NA DISPUTA! — Por Manu Cárvalho

Foto: volleyballworld/Divulgação

O resultado marcou a quarta medalha de prata do Brasil na competição (2019, 2021, 2022 e agora em 2025). Mais uma vez, o time de José Roberto Guimarães ficou muito próximo do título, mas não conseguiu manter o ritmo diante de uma adversária que vive fase absolutamente dominante no cenário mundial.

Começo intenso e equilibrado

A seleção brasileira entrou em quadra com o espírito certo: determinada, focada e com excelente volume de jogo. O primeiro set foi exemplo disso. Lideradas por Gabi Guimarães e Júlia Bergmann, as brasileiras venceram por 25 a 22, com saques bem colocados, contra-ataques certeiros e um bloqueio afiado.

A arquibancada, majoritariamente polonesa, também se rendeu ao entusiasmo do time verde-amarelo. Mas o cenário começou a mudar a partir do segundo set.

A reação italiana

A partir do segundo set, a Itália passou a ditar o ritmo da partida.

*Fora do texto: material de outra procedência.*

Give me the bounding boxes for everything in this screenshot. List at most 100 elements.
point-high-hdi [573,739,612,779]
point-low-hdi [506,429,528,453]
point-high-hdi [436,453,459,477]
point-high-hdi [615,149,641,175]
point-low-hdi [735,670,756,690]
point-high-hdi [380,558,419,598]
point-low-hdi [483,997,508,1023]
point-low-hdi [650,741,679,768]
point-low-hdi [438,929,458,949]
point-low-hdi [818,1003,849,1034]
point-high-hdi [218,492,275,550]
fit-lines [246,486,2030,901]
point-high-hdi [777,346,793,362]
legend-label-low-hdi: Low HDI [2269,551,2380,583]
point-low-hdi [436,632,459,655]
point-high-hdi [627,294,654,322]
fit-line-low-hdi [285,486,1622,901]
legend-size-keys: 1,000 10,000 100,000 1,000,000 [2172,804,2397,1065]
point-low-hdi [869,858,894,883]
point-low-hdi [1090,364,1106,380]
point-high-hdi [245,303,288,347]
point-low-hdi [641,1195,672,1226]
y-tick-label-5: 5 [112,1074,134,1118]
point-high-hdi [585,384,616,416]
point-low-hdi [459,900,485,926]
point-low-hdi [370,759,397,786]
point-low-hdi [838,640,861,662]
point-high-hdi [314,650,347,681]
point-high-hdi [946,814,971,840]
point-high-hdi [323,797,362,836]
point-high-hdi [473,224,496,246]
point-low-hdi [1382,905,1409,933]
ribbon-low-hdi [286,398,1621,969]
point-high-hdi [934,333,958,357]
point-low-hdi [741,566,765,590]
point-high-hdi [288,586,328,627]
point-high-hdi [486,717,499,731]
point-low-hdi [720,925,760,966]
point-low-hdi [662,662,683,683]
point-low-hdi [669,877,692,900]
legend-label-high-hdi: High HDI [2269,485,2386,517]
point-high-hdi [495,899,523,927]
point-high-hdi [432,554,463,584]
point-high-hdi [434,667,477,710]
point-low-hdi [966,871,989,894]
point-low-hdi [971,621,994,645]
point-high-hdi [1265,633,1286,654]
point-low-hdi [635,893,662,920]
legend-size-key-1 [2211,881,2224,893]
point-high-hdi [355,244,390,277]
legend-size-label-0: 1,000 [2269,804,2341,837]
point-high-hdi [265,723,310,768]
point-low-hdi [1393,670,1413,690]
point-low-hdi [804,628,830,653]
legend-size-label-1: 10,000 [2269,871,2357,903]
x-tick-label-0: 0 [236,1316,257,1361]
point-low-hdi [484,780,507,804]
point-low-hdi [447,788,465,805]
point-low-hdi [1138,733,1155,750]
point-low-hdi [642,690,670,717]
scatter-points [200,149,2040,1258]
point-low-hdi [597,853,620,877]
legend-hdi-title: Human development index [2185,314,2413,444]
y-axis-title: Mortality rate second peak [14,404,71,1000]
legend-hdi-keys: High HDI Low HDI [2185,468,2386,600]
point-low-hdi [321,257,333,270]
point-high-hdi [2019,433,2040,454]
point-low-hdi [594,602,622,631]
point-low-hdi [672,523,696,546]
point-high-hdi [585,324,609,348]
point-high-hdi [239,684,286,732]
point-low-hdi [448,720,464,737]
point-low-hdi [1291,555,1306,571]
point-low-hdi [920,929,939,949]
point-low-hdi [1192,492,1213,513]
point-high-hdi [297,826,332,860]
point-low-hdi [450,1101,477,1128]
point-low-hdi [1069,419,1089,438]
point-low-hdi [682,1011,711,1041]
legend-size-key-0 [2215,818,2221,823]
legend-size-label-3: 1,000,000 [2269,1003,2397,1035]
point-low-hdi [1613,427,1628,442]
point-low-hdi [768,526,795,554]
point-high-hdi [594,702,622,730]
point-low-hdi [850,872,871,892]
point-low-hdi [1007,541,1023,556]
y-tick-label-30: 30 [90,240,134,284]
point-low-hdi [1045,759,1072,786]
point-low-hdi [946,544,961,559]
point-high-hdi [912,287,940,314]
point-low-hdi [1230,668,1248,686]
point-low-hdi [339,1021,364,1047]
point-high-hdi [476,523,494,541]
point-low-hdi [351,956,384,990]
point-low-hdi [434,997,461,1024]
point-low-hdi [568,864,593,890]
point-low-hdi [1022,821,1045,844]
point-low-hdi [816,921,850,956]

Com destaque para Paola Egonu, Myriam Sylla e Ekaterina Antropova, o time comandado por Davide Mazzanti equilibrou as ações, virou a chave emocional e impôs um volume de jogo devastador.

As italianas venceram o segundo set com autoridade: 25 a 18, demonstrando eficiência nos saques e aproveitando os erros não forçados da equipe brasileira — especialmente no passe e na transição para o ataque.

O terceiro set foi mais equilibrado, mas o domínio emocional já era italiano. Mesmo com as tentativas de reação brasileira, a Itália manteve o controle e venceu por 25 a 22, repetindo o placar no quarto e último set.

Destaques e estatísticas

A maior pontuadora do Brasil foi Gabi, com 15 pontos, seguida por Rosamaria, com 12. Do lado italiano, Antropova, que começou no banco, foi a arma secreta da virada, anotando 18 pontos e desequilibrando o confronto em momentos decisivos.

O Brasil teve mais erros de ataque (23 ao todo) e sofreu mais que o normal na virada de bola. O saque, que funcionou bem no início, perdeu força ao longo do jogo, e o bloqueio não conseguiu conter o ímpeto das italianas, principalmente nos momentos em que Egonu assumiu o protagonismo.

Um vice com sabor de crescimento

Apesar do gosto amargo da derrota, o Brasil fecha a VNL 2025 com uma campanha sólida e consistente. A seleção, que vive um processo de renovação e reestruturação rumo aos Jogos Olímpicos, mostrou força coletiva, diversidade no elenco e momentos de alto nível técnico.

Essa foi a melhor campanha da equipe desde 2022, e a união demonstrada dentro e fora de quadra é um sinal claro de que o time está evoluindo. Além disso, a base formada por Gabi, Carol, Júlia Bergmann, Kisy e Nyeme promete um ciclo olímpico competitivo.

A força do vôlei feminino brasileiro

Ao final da partida, as jogadoras se abraçaram no centro da quadra, muitas com lágrimas nos olhos, mas também com semblantes de orgulho. O técnico Zé Roberto, emocionado, reforçou que o grupo está no caminho certo:

“Fico triste pela derrota, mas muito orgulhoso da entrega e da jornada que essas meninas fizeram. Esse time tem alma, tem coragem. Vamos seguir em frente. Paris nos espera”, afirmou o treinador.

O que vem pela frente?

O próximo grande desafio da seleção será a preparação para o Campeonato Sul-Americano, seguido pela reta final da preparação para os Jogos Olímpicos de Paris 2024. A Liga das Nações cumpriu seu papel como laboratório competitivo e confirmou que o Brasil ainda é um dos times a serem batidos no vôlei mundial.

A Itália, por sua vez, conquistou o tricampeonato da VNL com uma campanha quase perfeita e segue como uma das favoritas para o ouro olímpico. Mas, se depender da garra brasileira, o jogo ainda está longe de acabar.

O Brasil não levou o ouro, mas mostrou que continua sendo gigante. Porque no vôlei — como na vida — perder também é um passo para vencer.